The Sunday Times reported previously that a company which has corruption fighter and anti-apartheid activist Lord Peter Hain on its board launched a court challenge to the department of mineral resources & energy's recent appointment of preferred bidders for emergency power generation.

According to the report, DNG Power Holdings alleges the appointment involved undue influence by department officials and “underhanded and corruptive activity” by people connected to Mantashe.

DNG was reportedly one of the failed bidders in the 2,000MW Risk Mitigation Independent Power Producer Procurement Programme (RMIPPPP), which the department launched last year to add urgently needed short-term capacity to the grid in the next 18 to 24 months to mitigate SA's electricity crisis.

Mantashe reportedly announced the results of the programme on March 18, awarding more than 60% of the capacity to Karpowership, a Turkish company that owns and runs gas-fired generators on ships.

Earlier Mabuza told parliament that the government fully understood the growing calls for Eskom’s tariffs to be kept at a reasonable level of affordability, especially for poor and marginalised communities.

In a follow-up question, Mileham asked about government’s efforts to alleviate the electricity supply constraints and the envisaged affect of the 20-year agreement that will be concluded with the success of bidders of the Risk Mitigation Power Procurement Programme on electricity tariffs over the medium-term expenditure framework.

Mabuza said: “The estimated tariff increase is subject to assessment and decisions by the National Energy Regulator of SA. All of us should protect the operational independence of the regulator, but still require of it to apply appropriate tariff mechanisms in the determination of tariffs associated with the type of power that is required to balance the system over the medium-term expenditure framework.”

He said the department of mineral resources & energy and energy advised that, if based on weighted average cost per unit of about R1.57 per kilowatt hour from the preferred bidder projects, the additional 1,995 megawatts of capacity may result in electricity tariff increase of 3%-5%.

In this instance, the government will await the decision of the regulator.

“It must be noted that the cost includes both capacity and energy as per the requirements of Eskom system operator.
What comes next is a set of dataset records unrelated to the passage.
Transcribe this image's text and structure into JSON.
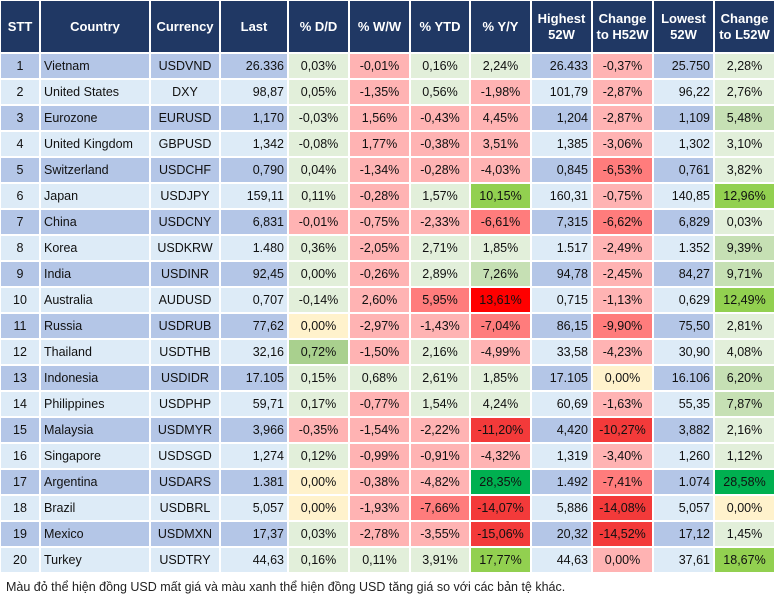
{
  "headers": [
    "STT",
    "Country",
    "Currency",
    "Last",
    "% D/D",
    "% W/W",
    "% YTD",
    "% Y/Y",
    "Highest 52W",
    "Change to H52W",
    "Lowest 52W",
    "Change to L52W"
  ],
  "palette": {
    "g1": "#e2efda",
    "g2": "#c6e0b4",
    "g3": "#a9d08e",
    "g4": "#92d050",
    "g5": "#00b050",
    "y": "#fff2cc",
    "r1": "#ffb3b3",
    "r2": "#ff7c7c",
    "r3": "#f33a3a",
    "r4": "#ff0000"
  },
  "rows": [
    {
      "stt": "1",
      "country": "Vietnam",
      "currency": "USDVND",
      "last": "26.336",
      "dd": "0,03%",
      "ww": "-0,01%",
      "ytd": "0,16%",
      "yy": "2,24%",
      "high": "26.433",
      "h52": "-0,37%",
      "low": "25.750",
      "l52": "2,28%",
      "colors": [
        "g1",
        "r1",
        "g1",
        "g1",
        "r1",
        "g1"
      ]
    },
    {
      "stt": "2",
      "country": "United States",
      "currency": "DXY",
      "last": "98,87",
      "dd": "0,05%",
      "ww": "-1,35%",
      "ytd": "0,56%",
      "yy": "-1,98%",
      "high": "101,79",
      "h52": "-2,87%",
      "low": "96,22",
      "l52": "2,76%",
      "colors": [
        "g1",
        "r1",
        "g1",
        "r1",
        "r1",
        "g1"
      ]
    },
    {
      "stt": "3",
      "country": "Eurozone",
      "currency": "EURUSD",
      "last": "1,170",
      "dd": "-0,03%",
      "ww": "1,56%",
      "ytd": "-0,43%",
      "yy": "4,45%",
      "high": "1,204",
      "h52": "-2,87%",
      "low": "1,109",
      "l52": "5,48%",
      "colors": [
        "g1",
        "r1",
        "r1",
        "r1",
        "r1",
        "g2"
      ]
    },
    {
      "stt": "4",
      "country": "United Kingdom",
      "currency": "GBPUSD",
      "last": "1,342",
      "dd": "-0,08%",
      "ww": "1,77%",
      "ytd": "-0,38%",
      "yy": "3,51%",
      "high": "1,385",
      "h52": "-3,06%",
      "low": "1,302",
      "l52": "3,10%",
      "colors": [
        "g1",
        "r1",
        "r1",
        "r1",
        "r1",
        "g1"
      ]
    },
    {
      "stt": "5",
      "country": "Switzerland",
      "currency": "USDCHF",
      "last": "0,790",
      "dd": "0,04%",
      "ww": "-1,34%",
      "ytd": "-0,28%",
      "yy": "-4,03%",
      "high": "0,845",
      "h52": "-6,53%",
      "low": "0,761",
      "l52": "3,82%",
      "colors": [
        "g1",
        "r1",
        "r1",
        "r1",
        "r2",
        "g1"
      ]
    },
    {
      "stt": "6",
      "country": "Japan",
      "currency": "USDJPY",
      "last": "159,11",
      "dd": "0,11%",
      "ww": "-0,28%",
      "ytd": "1,57%",
      "yy": "10,15%",
      "high": "160,31",
      "h52": "-0,75%",
      "low": "140,85",
      "l52": "12,96%",
      "colors": [
        "g1",
        "r1",
        "g1",
        "g4",
        "r1",
        "g4"
      ]
    },
    {
      "stt": "7",
      "country": "China",
      "currency": "USDCNY",
      "last": "6,831",
      "dd": "-0,01%",
      "ww": "-0,75%",
      "ytd": "-2,33%",
      "yy": "-6,61%",
      "high": "7,315",
      "h52": "-6,62%",
      "low": "6,829",
      "l52": "0,03%",
      "colors": [
        "r1",
        "r1",
        "r1",
        "r2",
        "r2",
        "g1"
      ]
    },
    {
      "stt": "8",
      "country": "Korea",
      "currency": "USDKRW",
      "last": "1.480",
      "dd": "0,36%",
      "ww": "-2,05%",
      "ytd": "2,71%",
      "yy": "1,85%",
      "high": "1.517",
      "h52": "-2,49%",
      "low": "1.352",
      "l52": "9,39%",
      "colors": [
        "g1",
        "r1",
        "g1",
        "g1",
        "r1",
        "g2"
      ]
    },
    {
      "stt": "9",
      "country": "India",
      "currency": "USDINR",
      "last": "92,45",
      "dd": "0,00%",
      "ww": "-0,26%",
      "ytd": "2,89%",
      "yy": "7,26%",
      "high": "94,78",
      "h52": "-2,45%",
      "low": "84,27",
      "l52": "9,71%",
      "colors": [
        "g1",
        "r1",
        "g1",
        "g2",
        "r1",
        "g2"
      ]
    },
    {
      "stt": "10",
      "country": "Australia",
      "currency": "AUDUSD",
      "last": "0,707",
      "dd": "-0,14%",
      "ww": "2,60%",
      "ytd": "5,95%",
      "yy": "13,61%",
      "high": "0,715",
      "h52": "-1,13%",
      "low": "0,629",
      "l52": "12,49%",
      "colors": [
        "g1",
        "r1",
        "r2",
        "r4",
        "r1",
        "g4"
      ]
    },
    {
      "stt": "11",
      "country": "Russia",
      "currency": "USDRUB",
      "last": "77,62",
      "dd": "0,00%",
      "ww": "-2,97%",
      "ytd": "-1,43%",
      "yy": "-7,04%",
      "high": "86,15",
      "h52": "-9,90%",
      "low": "75,50",
      "l52": "2,81%",
      "colors": [
        "y",
        "r1",
        "r1",
        "r2",
        "r2",
        "g1"
      ]
    },
    {
      "stt": "12",
      "country": "Thailand",
      "currency": "USDTHB",
      "last": "32,16",
      "dd": "0,72%",
      "ww": "-1,50%",
      "ytd": "2,16%",
      "yy": "-4,99%",
      "high": "33,58",
      "h52": "-4,23%",
      "low": "30,90",
      "l52": "4,08%",
      "colors": [
        "g3",
        "r1",
        "g1",
        "r1",
        "r1",
        "g1"
      ]
    },
    {
      "stt": "13",
      "country": "Indonesia",
      "currency": "USDIDR",
      "last": "17.105",
      "dd": "0,15%",
      "ww": "0,68%",
      "ytd": "2,61%",
      "yy": "1,85%",
      "high": "17.105",
      "h52": "0,00%",
      "low": "16.106",
      "l52": "6,20%",
      "colors": [
        "g1",
        "g1",
        "g1",
        "g1",
        "y",
        "g2"
      ]
    },
    {
      "stt": "14",
      "country": "Philippines",
      "currency": "USDPHP",
      "last": "59,71",
      "dd": "0,17%",
      "ww": "-0,77%",
      "ytd": "1,54%",
      "yy": "4,24%",
      "high": "60,69",
      "h52": "-1,63%",
      "low": "55,35",
      "l52": "7,87%",
      "colors": [
        "g1",
        "r1",
        "g1",
        "g1",
        "r1",
        "g2"
      ]
    },
    {
      "stt": "15",
      "country": "Malaysia",
      "currency": "USDMYR",
      "last": "3,966",
      "dd": "-0,35%",
      "ww": "-1,54%",
      "ytd": "-2,22%",
      "yy": "-11,20%",
      "high": "4,420",
      "h52": "-10,27%",
      "low": "3,882",
      "l52": "2,16%",
      "colors": [
        "r1",
        "r1",
        "r1",
        "r3",
        "r3",
        "g1"
      ]
    },
    {
      "stt": "16",
      "country": "Singapore",
      "currency": "USDSGD",
      "last": "1,274",
      "dd": "0,12%",
      "ww": "-0,99%",
      "ytd": "-0,91%",
      "yy": "-4,32%",
      "high": "1,319",
      "h52": "-3,40%",
      "low": "1,260",
      "l52": "1,12%",
      "colors": [
        "g1",
        "r1",
        "r1",
        "r1",
        "r1",
        "g1"
      ]
    },
    {
      "stt": "17",
      "country": "Argentina",
      "currency": "USDARS",
      "last": "1.381",
      "dd": "0,00%",
      "ww": "-0,38%",
      "ytd": "-4,82%",
      "yy": "28,35%",
      "high": "1.492",
      "h52": "-7,41%",
      "low": "1.074",
      "l52": "28,58%",
      "colors": [
        "y",
        "r1",
        "r1",
        "g5",
        "r2",
        "g5"
      ]
    },
    {
      "stt": "18",
      "country": "Brazil",
      "currency": "USDBRL",
      "last": "5,057",
      "dd": "0,00%",
      "ww": "-1,93%",
      "ytd": "-7,66%",
      "yy": "-14,07%",
      "high": "5,886",
      "h52": "-14,08%",
      "low": "5,057",
      "l52": "0,00%",
      "colors": [
        "y",
        "r1",
        "r2",
        "r3",
        "r3",
        "y"
      ]
    },
    {
      "stt": "19",
      "country": "Mexico",
      "currency": "USDMXN",
      "last": "17,37",
      "dd": "0,03%",
      "ww": "-2,78%",
      "ytd": "-3,55%",
      "yy": "-15,06%",
      "high": "20,32",
      "h52": "-14,52%",
      "low": "17,12",
      "l52": "1,45%",
      "colors": [
        "g1",
        "r1",
        "r1",
        "r3",
        "r3",
        "g1"
      ]
    },
    {
      "stt": "20",
      "country": "Turkey",
      "currency": "USDTRY",
      "last": "44,63",
      "dd": "0,16%",
      "ww": "0,11%",
      "ytd": "3,91%",
      "yy": "17,77%",
      "high": "44,63",
      "h52": "0,00%",
      "low": "37,61",
      "l52": "18,67%",
      "colors": [
        "g1",
        "g1",
        "g1",
        "g4",
        "r1",
        "g4"
      ]
    }
  ],
  "footer": "Màu đỏ thể hiện đồng USD mất giá và màu xanh thể hiện đồng USD tăng giá so với các bản tệ khác."
}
The nature of electricity supply constraints calls for increased generation capacity across different supply options to alleviate the current electricity demand and supply gap,” he said.

Mabuza said the 20-year commitment seeks to, among others, ensure reasonable electricity unit cost while taking into account the nature of electricity supply constraints.

“Basing the risk-mitigation independent power producer procurement on a 20-year power purchase agreement will ensure that the projects around this additional capacity remain sustainable.

“This means that costs are covered, while guaranteeing capacity that is available to generate electricity whenever a dispatch instruction has been activated. In this context, our generation capacity should be such that there is available energy to be reliably supplied whenever there are projected shortages in the system.” 

He said the need to attract long-term investments in power generation is key to ensuring the security of energy supply while also realising expected returns from such investments by the private sector.

He added that initiatives emphasise the government’s commitment to ensuring energy security from a wide range of energy sources and technologies in line with the Integrated Resource Plan of 2019. In the medium to long-term, the reduction of expensive, diesel-fired electricity generation is achieved.